On Sunday, CNN will air an interview with Cindy McCain (see first link below) in which she expresses outrage about the "how many houses do you own, Johnny?" question that we and lots of others have been talking about. She's "offended" and thinks it is going too far to wonder about such things. After all, Cindy says, "My father had nothing...I'm proud of what my dad and my mother did and what they built and left me. And I intend to carry their legacy as long as I can."
"Their legacy." What might that mean? She will certainly be carrying their money around for a long time, as there is a lot of it. The fact of the matter is that, whatever the facts about her father's business dealings, Cindy did nothing to become obscenely wealthy besides being born into the right family. By virtue of that stroke of luck, she left the womb and immediately took up a place near the top of the business hierarchy.
Similarly, her husband had the luck to be born into the family of a Navy admiral, rather than, say, that of an enlisted man.
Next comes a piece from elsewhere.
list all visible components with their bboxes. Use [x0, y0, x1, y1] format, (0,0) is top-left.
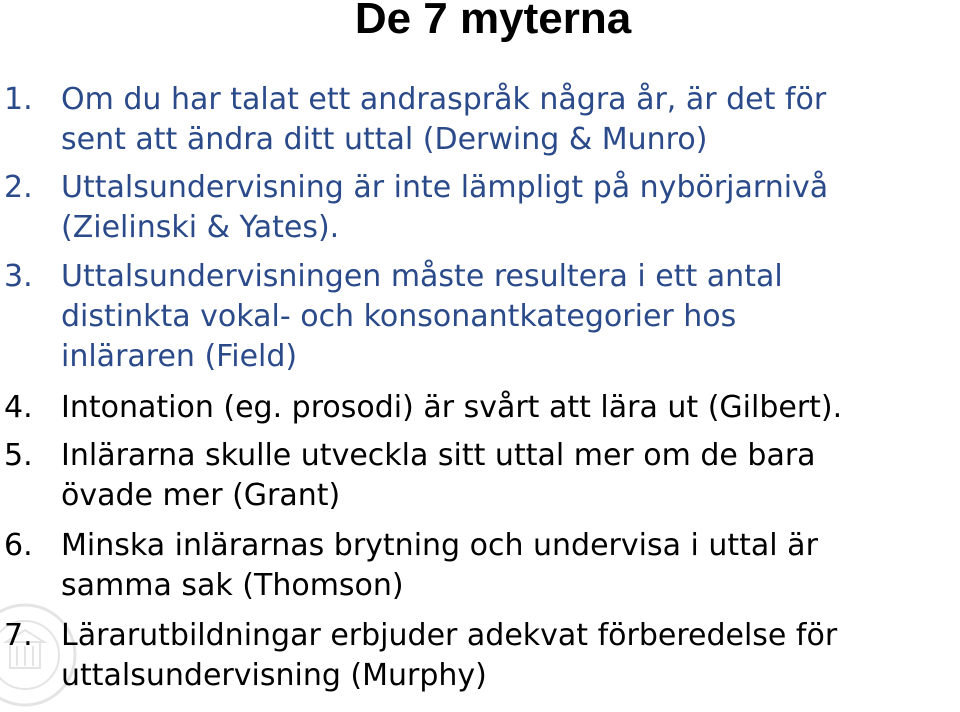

Though admirals don't make nearly the amount of money wealthy businessmen like Cindy's daddy do, they do quite well financially, thank you. More importantly, they are part of the elite of another social sphere, that of the military, which, coupled with the business and political elites, actually makes most of the decisions about how American society works.
The great social critic C. Wright Mills made the most concise and powerful version of this argument about the true anti-democratic nature and structure of the American polity in his classic 1956 book The Power Elite. In a nutshell, Mills argued that the elite sector in each of these three spheres sets the agenda and makes the decisions for American society according to the logic of their (not the national) interest, while the masses (that'd be you and me) are systematically prevented from actually getting into positions to change anything. Outside academia, Mills' great book has been largely forgotten, but I think we might well find it useful in getting to the bottom of this business of 'elitism' in the current electoral campaign.
You see, the McCains are a kind of textbook example of Mills' argument. The unintelligent heiress of a business fortune and the unintelligent son of an admiral whose political career was made possible with his unintelligent wife's cash, neither of you in any way responsible for the lofty positions you now occupy, having attained them through no gifts of your own but only through the sheer stroke of fate, and now here you are, lording it over the plebes ('how many houses do we have again, Johnny? Oh, stop it, Cindypoo, and pass the caviar'), feigning 'outrage' when someone dares to note what is obvious to anyone who has eyes, all while pretending to be the common folk in this election, and trying to pass off your opponent as the 'elitist.'
I cannot adequately express my own outrage, Mrs. McCain, that people like you and your husband have been allowed even once to call Barack Obama an "elitist" without immediately being showered with various once-edible things in a state of advanced decomposition. This is a guy who grew up in single-parent family, biracial in a racially-biased society, who received no trust fund and no leg up into a career in his daddy's line of work, who paid his way through college and law school with government loans. Were and are there other Americans still more crushed by inequality and poverty than he was? Undoubtedly. But let's get real, Mrs. McCain. Those of us who are literate know who the real elitists in this election are.